Ичэнн хотел было рассмеяться, но решил послушать друга. Все же это считалось важным. Не пустыми словами, бросаемыми на ветер. Эта фраза отдавалась и истинной личности Ичэнна Дагла, и велюровым креслам, и шторам ручной работы, и французскому хрусталю, где Британия по-прежнему воевала с Францией, мешая скотч с привкусом Вдовы Клико.
– Может, господин Ховард предчувствует что-то? – закончили мысль.
– Вздор, – отрезали тут же.
– А что ты скажешь о преддвериях?
– Ждешь от меня, что я соглашусь принять новенького? Лучше меня? – Ичэнн смеялся, едва осознавая, что говорил. – Доминик все же не сам Создатель, чтобы все знать.
– Однако я бы не относился к его чувствам так черство.
И это задело Итчи. То, с какой интонацией Киллин произнес слова, а после взгляд, которым его наградили окружающие. Впутанные в ситуацию люди не были посторонними, но Ичэнн Дагл обозлился, даже намеревался кинуться в обиду. Инфантильно. Недостойно поведения того, на чью должность Итчи претендовал. Несерьезное поведение каралось стагнацией.
– Черт с тобой, – выругался Дагл, бросая Дирмайда посреди зала. – Я иду к Кармен.
И кровавое платье было замечено, а после зашелестело по коридору, скрываясь в самых мрачных комнатах особняка на Кенсингтон Палас Гарденс. Все это было четко продуманным планом, и Киллин Дирмайд здесь отыграл потрясающе. А Доминику Ховарду оставалось лишь усмехнуться, заметив, в чьей компании все же пропал алый след.
Кем был Доминик Ховард? Не знал никто. Но господин Ховард, ныне закаленный, уверенный в себе человек, не позволяющий дрожи закрасться к пальцам, полагался на свои преддверия. Он был человеком слова. Человеком дела. Доминик Ховард был чуть не последним в своем роде, кто мог гордиться душой.
И он ощутил преддверие, что в грядущем году появится крайний. Тот, кто мог бы с гордостью носить его фамилию и считаться едва ли не сыном. Но не станет биологически близок, не унаследует внешность, генетические особенности.
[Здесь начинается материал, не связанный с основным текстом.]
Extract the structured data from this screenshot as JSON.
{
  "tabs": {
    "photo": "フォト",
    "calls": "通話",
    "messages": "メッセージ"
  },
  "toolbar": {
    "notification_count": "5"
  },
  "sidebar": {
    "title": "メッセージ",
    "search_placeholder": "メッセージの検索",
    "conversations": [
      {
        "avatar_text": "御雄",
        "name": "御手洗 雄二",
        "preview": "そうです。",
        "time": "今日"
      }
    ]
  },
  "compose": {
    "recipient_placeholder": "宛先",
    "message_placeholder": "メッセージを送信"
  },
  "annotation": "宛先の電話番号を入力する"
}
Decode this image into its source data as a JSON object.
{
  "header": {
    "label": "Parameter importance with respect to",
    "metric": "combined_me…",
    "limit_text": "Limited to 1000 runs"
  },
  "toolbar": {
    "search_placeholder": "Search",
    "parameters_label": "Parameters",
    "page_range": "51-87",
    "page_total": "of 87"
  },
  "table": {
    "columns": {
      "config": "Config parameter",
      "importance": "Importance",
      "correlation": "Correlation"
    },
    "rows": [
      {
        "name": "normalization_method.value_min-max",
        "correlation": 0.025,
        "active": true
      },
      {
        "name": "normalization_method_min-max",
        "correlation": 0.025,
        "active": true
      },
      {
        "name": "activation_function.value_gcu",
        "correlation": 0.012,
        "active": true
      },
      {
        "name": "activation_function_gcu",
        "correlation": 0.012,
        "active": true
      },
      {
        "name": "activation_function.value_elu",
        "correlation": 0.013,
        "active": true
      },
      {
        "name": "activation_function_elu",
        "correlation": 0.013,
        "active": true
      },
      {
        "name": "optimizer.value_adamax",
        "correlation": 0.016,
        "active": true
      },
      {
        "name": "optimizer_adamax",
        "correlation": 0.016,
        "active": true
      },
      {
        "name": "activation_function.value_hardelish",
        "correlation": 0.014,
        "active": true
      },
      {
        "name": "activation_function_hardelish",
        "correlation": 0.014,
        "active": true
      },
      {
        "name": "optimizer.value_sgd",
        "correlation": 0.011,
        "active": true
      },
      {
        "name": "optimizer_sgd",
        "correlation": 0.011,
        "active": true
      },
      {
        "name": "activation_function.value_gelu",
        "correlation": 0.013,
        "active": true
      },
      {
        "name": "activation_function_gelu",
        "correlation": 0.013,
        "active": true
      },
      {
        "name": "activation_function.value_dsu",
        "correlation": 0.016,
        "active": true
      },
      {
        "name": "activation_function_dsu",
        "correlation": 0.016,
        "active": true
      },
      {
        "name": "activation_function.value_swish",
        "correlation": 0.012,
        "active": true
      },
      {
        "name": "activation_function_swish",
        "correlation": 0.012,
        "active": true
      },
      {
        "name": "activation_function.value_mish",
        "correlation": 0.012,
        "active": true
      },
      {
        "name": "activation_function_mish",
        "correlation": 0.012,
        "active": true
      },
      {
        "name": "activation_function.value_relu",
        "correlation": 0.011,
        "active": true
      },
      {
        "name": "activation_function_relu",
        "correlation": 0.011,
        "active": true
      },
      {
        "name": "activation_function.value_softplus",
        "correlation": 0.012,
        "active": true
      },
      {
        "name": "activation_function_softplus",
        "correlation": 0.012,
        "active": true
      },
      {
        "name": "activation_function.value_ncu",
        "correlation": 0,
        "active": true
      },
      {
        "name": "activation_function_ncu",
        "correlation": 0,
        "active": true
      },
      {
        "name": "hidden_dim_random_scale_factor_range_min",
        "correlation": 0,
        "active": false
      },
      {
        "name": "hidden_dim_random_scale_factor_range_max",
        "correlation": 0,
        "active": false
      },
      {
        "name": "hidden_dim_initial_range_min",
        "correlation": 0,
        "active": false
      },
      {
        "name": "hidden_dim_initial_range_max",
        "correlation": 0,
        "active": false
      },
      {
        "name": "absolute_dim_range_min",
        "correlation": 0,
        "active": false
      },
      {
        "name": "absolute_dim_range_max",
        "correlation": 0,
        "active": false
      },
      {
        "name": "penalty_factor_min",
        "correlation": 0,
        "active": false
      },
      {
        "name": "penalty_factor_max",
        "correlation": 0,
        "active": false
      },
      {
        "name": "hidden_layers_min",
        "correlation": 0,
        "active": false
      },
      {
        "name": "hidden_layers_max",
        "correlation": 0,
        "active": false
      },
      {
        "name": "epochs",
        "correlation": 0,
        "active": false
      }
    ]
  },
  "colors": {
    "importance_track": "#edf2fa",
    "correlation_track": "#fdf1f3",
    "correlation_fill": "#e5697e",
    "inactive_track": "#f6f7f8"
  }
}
Может, Доминик нарочно спровоцировал Итчи? Подговорил Киллина? Сыграл, будто подействовало шампанское, ударило в голову?
– Такие моменты мне знакомы, – шептал он сам себе, глядя в свое блеклое отражение. За окном был все тот же мертвый Лондон. Среди этих улиц еще не было нужного человека. – Знаком момент, когда все делится: «до» и «после».
Поднять бокал. Произнести тост про себя. За себя. За здоровье. И чтобы преддверия не оказались предчувствиями.
– Все же преддверие, – заключил Ховард. – Самое отвратительное преддверие в моей жизни.
И он опрокинул в себя шампанское, завершая январский кутеж таким горьким глотком.
И преддверие медленно проникало в его жизнь, проползая по трубам, приближаясь к Кенсингтон Палас. Пройдет десять месяцев, когда Ховард увидит того самого «крайнего», из-за кого задохнется, придется выпить плотнее. Не шампанское, но виски. И не обойдется алкоголем.
– И это то, для чего тебя прислали, – продолжительный шепот крылся во мраке особняка.
Тяжелый вздох. Перемены кружили в воздухе. Как же паршиво.
– Бог ни черта не играет в кости, Итчи, – едва не огрызался про себя Ховард. – И вероятности игнорировать не выйдет. Для этого, по крайней мере, нужно знать физику.
Канула суббота. Тянулся январь. На рубеже времен Доминик Ховард точно знал: грядущий – наступивший – год ляжет на него рубцом, запомнится шрамом. И будет тяжело. А когда ему было легко?
Ни разу, если знать, кем он был. А кто есть Доминик Ховард?